Is the complement of a prime ideal closed under both addition and multiplication?

Question

Let $P$ be a prime ideal in a commutative ring $R$ and let $S=R-P$ ,i.e. $S$ is the complement of $P$ in $R$. Then, justify with reason which of the following(s) are correct:

1. $S$ is closed under addition.

2. $S$ is closed under multiplication.

3. $S$ is closed under both addition and multiplication.
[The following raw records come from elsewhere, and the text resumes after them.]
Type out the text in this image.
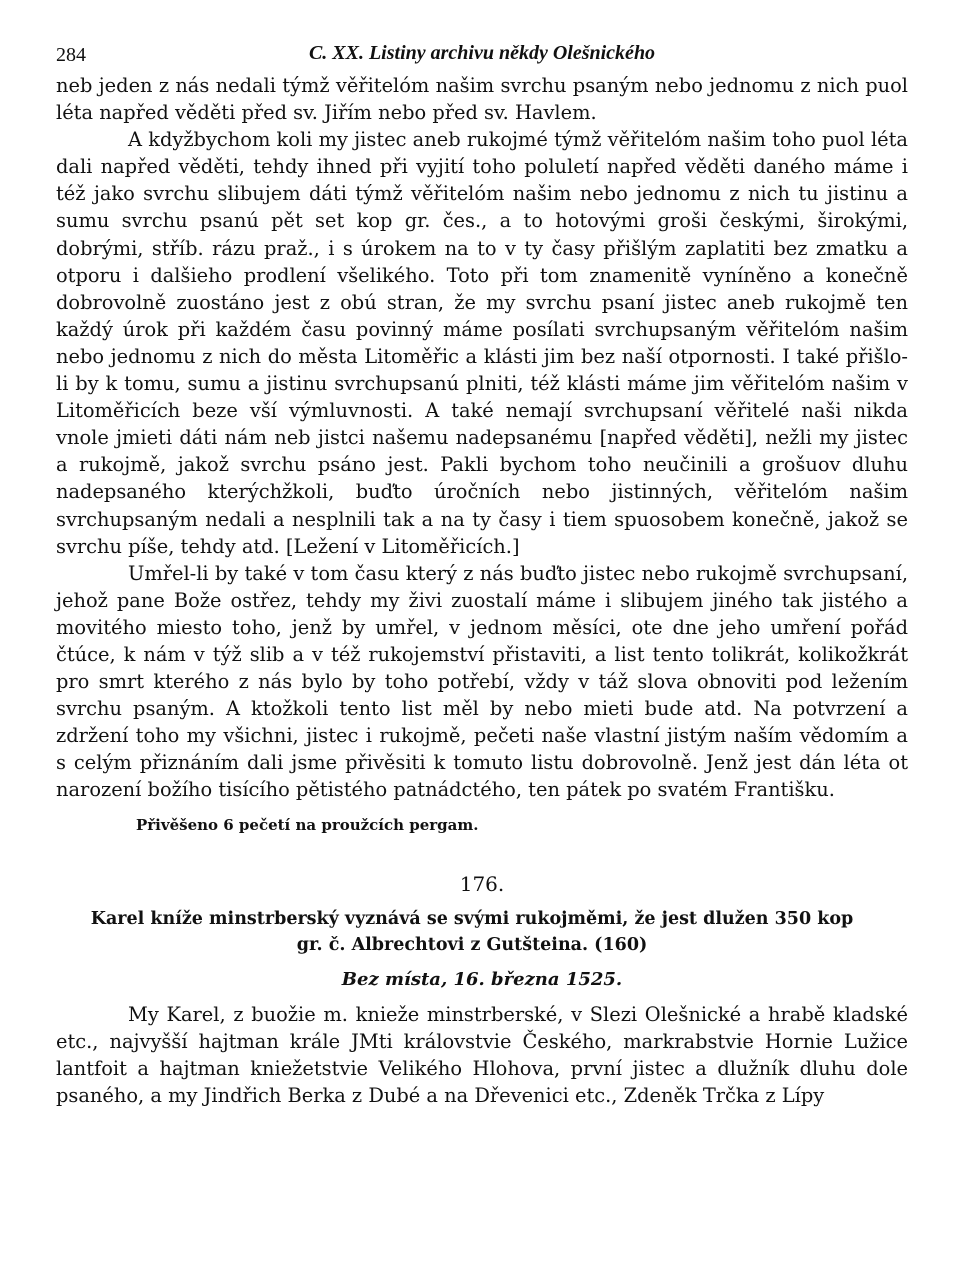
284	C. XX. Listiny archivu někdy Olešnického

neb jeden z nás nedali týmž věřitelóm našim svrchu psaným nebo jednomu z nich puol léta napřed věděti před sv. Jiřím nebo před sv. Havlem.

A kdyžbychom koli my jistec aneb rukojmé týmž věřitelóm našim toho puol léta dali napřed věděti, tehdy ihned při vyjití toho poluletí napřed věděti daného máme i též jako svrchu slibujem dáti týmž věřitelóm našim nebo jednomu z nich tu jistinu a sumu svrchu psanú pět set kop gr. čes., a to hotovými groši českými, širokými, dobrými, stříb. rázu praž., i s úrokem na to v ty časy přišlým zaplatiti bez zmatku a otporu i dalšieho prodlení všelikého. Toto při tom znamenitě vyníněno a konečně dobrovolně zuostáno jest z obú stran, že my svrchu psaní jistec aneb rukojmě ten každý úrok při každém času povinný máme posílati svrchupsaným věřitelóm našim nebo jednomu z nich do města Litoměřic a klásti jim bez naší otpornosti. I také přišlo-li by k tomu, sumu a jistinu svrchupsanú plniti, též klásti máme jim věřitelóm našim v Litoměřicích beze vší výmluvnosti. A také nemají svrchupsaní věřitelé naši nikda vnole jmieti dáti nám neb jistci našemu nadepsanému [napřed věděti], nežli my jistec a rukojmě, jakož svrchu psáno jest. Pakli bychom toho neučinili a grošuov dluhu nadepsaného kterýchžkoli, buďto úročních nebo jistinných, věřitelóm našim svrchupsaným nedali a nesplnili tak a na ty časy i tiem spuosobem konečně, jakož se svrchu píše, tehdy atd. [Ležení v Litoměřicích.]

Umřel-li by také v tom času který z nás buďto jistec nebo rukojmě svrchupsaní, jehož pane Bože ostřez, tehdy my živi zuostalí máme i slibujem jiného tak jistého a movitého miesto toho, jenž by umřel, v jednom měsíci, ote dne jeho umření pořád čtúce, k nám v týž slib a v též rukojemství přistaviti, a list tento tolikrát, kolikožkrát pro smrt kterého z nás bylo by toho potřebí, vždy v táž slova obnoviti pod ležením svrchu psaným. A ktožkoli tento list měl by nebo mieti bude atd. Na potvrzení a zdržení toho my všichni, jistec i rukojmě, pečeti naše vlastní jistým naším vědomím a s celým přiznáním dali jsme přivěsiti k tomuto listu dobrovolně. Jenž jest dán léta ot narození božího tisícího pětistého patnádctého, ten pátek po svatém Františku.

Přivěšeno 6 pečetí na proužcích pergam.
176.
Karel kníže minstrberský vyznává se svými rukojměmi, že jest dlužen 350 kop gr. č. Albrechtovi z Gutšteina. (160)
Bez místa, 16. března 1525.

My Karel, z buožie m. knieže minstrberské, v Slezi Olešnické a hrabě kladské etc., najvyšší hajtman krále JMti královstvie Českého, markrabstvie Hornie Lužice lantfoit a hajtman kniežetstvie Velikého Hlohova, první jistec a dlužník dluhu dole psaného, a my Jindřich Berka z Dubé a na Dřevenici etc., Zdeněk Trčka z Lípy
The following argument provides a partial answer:

Let $P=3 \mathbb Z$ and $R= \mathbb Z$ the $2,4$ in $S$ but $2+4$ in $P$, so option 1. and 3. are incorrect.

But I don't know about 2.

Answer 1

1. In $\mathbb{Z}$, $\{0\}$ is a prime ideal but $1+(-1)=0$.
2. If $a,b\in S$ and $ab\in P$ then, since $P$ is prime, either $a\in P$ or $b\in P$. Contradiction. So, $ab\in S$.
3. ...

Answer 2

Hint:

(2) Take $a, b \in S.$ We want to show that $ab \in S.$ If not, then try to see what will happen. Use the fact that $R - S$ is a prime ideal.

(1) Consider the ring $\mathbb{Z}.$ Choose any prime ideal and try to see if you can find any counter example.

(3) Follows from (1) and (2).

Answer 3

it's closed under multiplication, but not under addition:

let $a,b\in S$. if $ab\notin S$, then $ab\in P$, and since $P$ is prime, $a$ or $b$ are in $P$, and since not in $S$.

a simple counterexample for addition is $\mathbb{Z}$ and $P=\{0\}$.

Answer 4

The question is already answered in other answers, and in the question-post itself, but let me make some complementary remarks.

• The complement of an ideal (other than the ring itself) is never closed under addition, as the ideal always contains $0$ yet never $1$ and $-1$.

• The complement of an ideal (other than the ring itself) is multiplicatively closed if and only if the ideal is a prime ideal; this is basically a restatement of the condition that the ideal is prime.